Fanqi Lin, Kushal Arora, Jean Mercat, Haruki Nishimura, Paarth Shah, Chen Xu, Mengchao Zhang, Mark Zolotas, Maya Angeles, Owen Pfannenstiehl, Andrew Beaulieu, Jose Barreiros

Paper ID 7

Session Manipulation 1

Poster session details TBA

Abstract: Large behavior models (LBMs) have shown strong dexterous manipulation capabilities by extending imitation learning to large-scale training on extensive multi-task robot data, yet their generalization remains limited by the insufficient coverage of available robot data. To expand this coverage without costly additional data collection, recent work increasingly relies on co-training: jointly learning from target robot data and heterogeneous data modalities. However, how different co-training data modalities and training strategies affect policy performance remains poorly understood. We present a large-scale empirical study examining five co-training data modalities—standard vision-language data, dense language annotations for robot trajectories, cross-embodiment robot data, human videos, and discrete robot action tokens—across single- and multi-phase training strategies.
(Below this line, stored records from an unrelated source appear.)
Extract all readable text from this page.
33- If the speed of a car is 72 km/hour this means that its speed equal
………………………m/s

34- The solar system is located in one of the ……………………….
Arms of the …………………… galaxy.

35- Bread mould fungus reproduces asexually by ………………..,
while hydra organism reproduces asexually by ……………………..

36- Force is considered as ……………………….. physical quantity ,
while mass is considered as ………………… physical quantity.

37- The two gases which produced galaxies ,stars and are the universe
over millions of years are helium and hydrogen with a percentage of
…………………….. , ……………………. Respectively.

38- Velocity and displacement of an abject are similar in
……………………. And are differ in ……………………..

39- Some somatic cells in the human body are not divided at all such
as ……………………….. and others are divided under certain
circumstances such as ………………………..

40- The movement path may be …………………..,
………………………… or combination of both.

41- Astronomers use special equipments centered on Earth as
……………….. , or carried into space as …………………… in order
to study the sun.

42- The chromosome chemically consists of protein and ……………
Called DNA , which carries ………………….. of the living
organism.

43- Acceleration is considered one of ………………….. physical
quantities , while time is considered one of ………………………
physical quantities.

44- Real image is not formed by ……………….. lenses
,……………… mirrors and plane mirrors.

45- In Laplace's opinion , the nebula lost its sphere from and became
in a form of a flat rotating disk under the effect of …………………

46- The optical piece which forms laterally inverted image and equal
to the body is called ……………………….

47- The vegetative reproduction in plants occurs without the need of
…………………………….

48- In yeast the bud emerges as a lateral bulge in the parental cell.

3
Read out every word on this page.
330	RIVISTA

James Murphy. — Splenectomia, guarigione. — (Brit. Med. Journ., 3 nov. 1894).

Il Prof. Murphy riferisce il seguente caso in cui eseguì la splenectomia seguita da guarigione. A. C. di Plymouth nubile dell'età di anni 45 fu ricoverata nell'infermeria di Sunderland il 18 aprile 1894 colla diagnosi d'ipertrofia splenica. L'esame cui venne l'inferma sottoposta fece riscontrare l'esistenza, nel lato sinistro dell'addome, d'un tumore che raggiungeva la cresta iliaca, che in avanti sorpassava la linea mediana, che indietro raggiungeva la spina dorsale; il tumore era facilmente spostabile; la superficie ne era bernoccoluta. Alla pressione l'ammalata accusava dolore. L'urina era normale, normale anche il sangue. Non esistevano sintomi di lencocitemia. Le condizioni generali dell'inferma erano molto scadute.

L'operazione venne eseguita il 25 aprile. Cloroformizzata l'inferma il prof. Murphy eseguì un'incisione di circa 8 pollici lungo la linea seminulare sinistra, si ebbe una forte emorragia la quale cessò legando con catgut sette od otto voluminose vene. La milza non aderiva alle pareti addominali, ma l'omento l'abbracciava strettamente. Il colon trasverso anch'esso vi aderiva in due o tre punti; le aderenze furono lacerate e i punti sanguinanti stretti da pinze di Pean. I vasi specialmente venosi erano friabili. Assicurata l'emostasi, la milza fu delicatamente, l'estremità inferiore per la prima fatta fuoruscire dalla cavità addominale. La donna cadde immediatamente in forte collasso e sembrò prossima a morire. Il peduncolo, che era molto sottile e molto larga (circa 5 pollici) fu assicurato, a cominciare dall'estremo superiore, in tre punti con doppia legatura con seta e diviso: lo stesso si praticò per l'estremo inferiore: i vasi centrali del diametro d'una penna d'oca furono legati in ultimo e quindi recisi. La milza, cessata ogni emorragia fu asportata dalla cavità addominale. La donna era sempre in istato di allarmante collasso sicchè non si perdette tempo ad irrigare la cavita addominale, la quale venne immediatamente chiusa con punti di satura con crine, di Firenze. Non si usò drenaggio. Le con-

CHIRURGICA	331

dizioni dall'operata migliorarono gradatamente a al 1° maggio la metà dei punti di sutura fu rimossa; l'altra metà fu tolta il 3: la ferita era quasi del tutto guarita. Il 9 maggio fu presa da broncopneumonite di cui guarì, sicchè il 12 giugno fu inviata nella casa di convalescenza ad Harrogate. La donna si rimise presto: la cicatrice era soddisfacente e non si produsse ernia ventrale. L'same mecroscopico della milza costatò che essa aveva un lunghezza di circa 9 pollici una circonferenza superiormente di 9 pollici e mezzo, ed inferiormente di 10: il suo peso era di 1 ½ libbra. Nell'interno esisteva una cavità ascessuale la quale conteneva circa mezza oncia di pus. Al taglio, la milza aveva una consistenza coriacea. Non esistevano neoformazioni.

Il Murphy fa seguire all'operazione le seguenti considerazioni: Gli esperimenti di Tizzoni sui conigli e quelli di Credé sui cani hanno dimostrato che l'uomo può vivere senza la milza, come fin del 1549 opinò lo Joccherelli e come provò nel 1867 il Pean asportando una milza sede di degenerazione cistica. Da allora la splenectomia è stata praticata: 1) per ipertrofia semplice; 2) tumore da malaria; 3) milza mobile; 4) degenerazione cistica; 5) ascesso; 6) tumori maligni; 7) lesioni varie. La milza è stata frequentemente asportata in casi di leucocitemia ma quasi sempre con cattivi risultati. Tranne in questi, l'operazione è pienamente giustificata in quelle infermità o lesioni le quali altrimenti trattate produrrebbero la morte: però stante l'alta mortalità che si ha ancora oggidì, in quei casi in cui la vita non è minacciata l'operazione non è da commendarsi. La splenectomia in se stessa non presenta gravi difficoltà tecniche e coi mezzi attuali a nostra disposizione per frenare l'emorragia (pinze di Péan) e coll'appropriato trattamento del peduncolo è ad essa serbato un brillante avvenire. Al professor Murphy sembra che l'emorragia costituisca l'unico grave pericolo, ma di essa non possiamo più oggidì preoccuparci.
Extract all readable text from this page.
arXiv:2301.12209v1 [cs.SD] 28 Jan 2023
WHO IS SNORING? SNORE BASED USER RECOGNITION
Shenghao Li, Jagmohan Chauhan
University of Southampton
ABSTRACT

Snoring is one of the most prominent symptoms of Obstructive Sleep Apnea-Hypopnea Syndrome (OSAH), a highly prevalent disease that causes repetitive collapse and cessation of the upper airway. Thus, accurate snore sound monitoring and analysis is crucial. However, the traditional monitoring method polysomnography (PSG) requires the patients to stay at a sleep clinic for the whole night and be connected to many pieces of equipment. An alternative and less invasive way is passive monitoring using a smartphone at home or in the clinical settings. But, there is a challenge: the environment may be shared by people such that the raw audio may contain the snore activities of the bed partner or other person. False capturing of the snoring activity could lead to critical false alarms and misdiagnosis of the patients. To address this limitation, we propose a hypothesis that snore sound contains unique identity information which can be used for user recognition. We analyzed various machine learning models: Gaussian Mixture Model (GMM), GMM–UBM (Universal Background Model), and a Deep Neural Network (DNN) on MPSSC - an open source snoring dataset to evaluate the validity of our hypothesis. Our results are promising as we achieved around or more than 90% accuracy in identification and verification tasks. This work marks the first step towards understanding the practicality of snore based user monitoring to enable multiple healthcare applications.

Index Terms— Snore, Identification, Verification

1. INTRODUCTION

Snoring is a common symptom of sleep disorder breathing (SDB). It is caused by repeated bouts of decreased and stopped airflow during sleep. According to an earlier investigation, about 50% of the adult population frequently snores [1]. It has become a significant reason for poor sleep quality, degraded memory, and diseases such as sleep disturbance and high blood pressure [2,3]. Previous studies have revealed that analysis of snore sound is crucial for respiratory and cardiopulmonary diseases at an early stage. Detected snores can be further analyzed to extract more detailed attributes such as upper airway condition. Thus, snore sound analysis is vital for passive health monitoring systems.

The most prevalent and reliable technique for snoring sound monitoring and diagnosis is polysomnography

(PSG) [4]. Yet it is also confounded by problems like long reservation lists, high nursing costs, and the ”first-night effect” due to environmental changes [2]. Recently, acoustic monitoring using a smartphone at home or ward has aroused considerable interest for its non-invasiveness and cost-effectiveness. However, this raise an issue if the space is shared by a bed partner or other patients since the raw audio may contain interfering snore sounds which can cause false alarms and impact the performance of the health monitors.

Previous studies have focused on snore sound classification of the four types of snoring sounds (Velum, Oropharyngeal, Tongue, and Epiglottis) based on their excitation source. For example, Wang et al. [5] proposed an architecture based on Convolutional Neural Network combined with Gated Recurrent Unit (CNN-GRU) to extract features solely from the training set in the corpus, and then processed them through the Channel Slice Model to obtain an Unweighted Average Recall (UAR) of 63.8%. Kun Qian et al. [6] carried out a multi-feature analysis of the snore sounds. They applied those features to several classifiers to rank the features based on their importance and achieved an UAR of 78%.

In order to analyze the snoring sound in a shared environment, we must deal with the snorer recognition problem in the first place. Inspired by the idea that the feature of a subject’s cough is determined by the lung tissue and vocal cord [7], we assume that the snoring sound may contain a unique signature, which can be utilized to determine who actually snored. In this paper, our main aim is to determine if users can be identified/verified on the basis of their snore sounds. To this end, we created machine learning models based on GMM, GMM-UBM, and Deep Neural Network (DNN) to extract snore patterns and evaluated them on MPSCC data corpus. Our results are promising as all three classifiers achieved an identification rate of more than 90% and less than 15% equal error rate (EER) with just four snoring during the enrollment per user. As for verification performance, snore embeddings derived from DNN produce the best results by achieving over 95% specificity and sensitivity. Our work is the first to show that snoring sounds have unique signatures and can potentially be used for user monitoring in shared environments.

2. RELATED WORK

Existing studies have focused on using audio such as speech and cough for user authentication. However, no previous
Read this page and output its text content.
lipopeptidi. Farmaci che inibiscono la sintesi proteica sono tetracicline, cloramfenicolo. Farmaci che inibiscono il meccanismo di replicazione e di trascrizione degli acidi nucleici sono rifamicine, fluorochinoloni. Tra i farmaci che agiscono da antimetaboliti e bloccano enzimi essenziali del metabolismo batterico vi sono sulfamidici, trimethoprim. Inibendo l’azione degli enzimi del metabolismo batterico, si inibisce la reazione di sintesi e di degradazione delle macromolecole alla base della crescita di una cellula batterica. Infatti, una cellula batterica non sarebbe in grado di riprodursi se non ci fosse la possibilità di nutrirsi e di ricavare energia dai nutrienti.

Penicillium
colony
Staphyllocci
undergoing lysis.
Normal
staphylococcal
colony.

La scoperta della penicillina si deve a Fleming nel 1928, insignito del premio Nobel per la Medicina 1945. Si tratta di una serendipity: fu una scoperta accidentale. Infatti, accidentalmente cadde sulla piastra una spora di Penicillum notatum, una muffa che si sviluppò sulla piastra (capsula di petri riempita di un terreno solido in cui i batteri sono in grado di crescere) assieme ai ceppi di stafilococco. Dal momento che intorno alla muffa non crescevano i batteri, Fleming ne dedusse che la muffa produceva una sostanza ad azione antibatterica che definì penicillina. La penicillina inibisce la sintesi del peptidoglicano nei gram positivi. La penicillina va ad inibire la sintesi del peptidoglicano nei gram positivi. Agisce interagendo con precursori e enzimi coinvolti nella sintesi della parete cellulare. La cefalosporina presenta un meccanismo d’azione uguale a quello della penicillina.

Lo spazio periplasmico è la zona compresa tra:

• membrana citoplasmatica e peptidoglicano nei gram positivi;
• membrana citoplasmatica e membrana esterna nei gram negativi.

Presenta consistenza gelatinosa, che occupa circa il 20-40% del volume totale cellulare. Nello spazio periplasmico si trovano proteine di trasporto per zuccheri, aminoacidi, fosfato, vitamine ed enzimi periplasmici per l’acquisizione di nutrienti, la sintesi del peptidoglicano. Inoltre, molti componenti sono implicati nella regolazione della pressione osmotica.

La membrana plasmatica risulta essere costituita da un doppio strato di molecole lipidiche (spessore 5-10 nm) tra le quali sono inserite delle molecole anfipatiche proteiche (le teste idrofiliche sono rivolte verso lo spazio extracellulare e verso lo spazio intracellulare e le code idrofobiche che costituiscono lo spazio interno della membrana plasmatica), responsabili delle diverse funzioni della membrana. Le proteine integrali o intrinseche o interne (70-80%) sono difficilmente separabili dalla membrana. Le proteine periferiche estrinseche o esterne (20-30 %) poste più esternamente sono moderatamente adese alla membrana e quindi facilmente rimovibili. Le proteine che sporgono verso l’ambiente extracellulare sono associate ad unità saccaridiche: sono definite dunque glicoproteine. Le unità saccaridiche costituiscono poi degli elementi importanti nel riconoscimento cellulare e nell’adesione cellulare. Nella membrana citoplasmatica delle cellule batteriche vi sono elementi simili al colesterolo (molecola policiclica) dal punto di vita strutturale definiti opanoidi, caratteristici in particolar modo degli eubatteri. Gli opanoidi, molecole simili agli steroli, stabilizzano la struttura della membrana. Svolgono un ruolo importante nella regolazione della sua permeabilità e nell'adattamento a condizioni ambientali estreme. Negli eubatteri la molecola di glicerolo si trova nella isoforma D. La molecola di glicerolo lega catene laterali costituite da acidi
Our study leverages 4,000 hours of robot and human manipulation data and 50M vision–language samples to train vision-language-action (VLA) policies. We evaluate 89 policies over 58,000 simulation rollouts and 2,835 real-world rollouts. Our results show that co-training with various forms of vision-language and cross-embodiment robot data substantially improves generalization to distribution shifts, unseen tasks, and language following, while discrete action token variants yield no statistically significant benefits. Furthermore, combining effective modalities produces cumulative gains and enables rapid adaptation to unseen long-horizon dexterous tasks via fine-tuning. Together, these results provide a systematic understanding of co-training and practical guidance for building scalable generalist robot policies.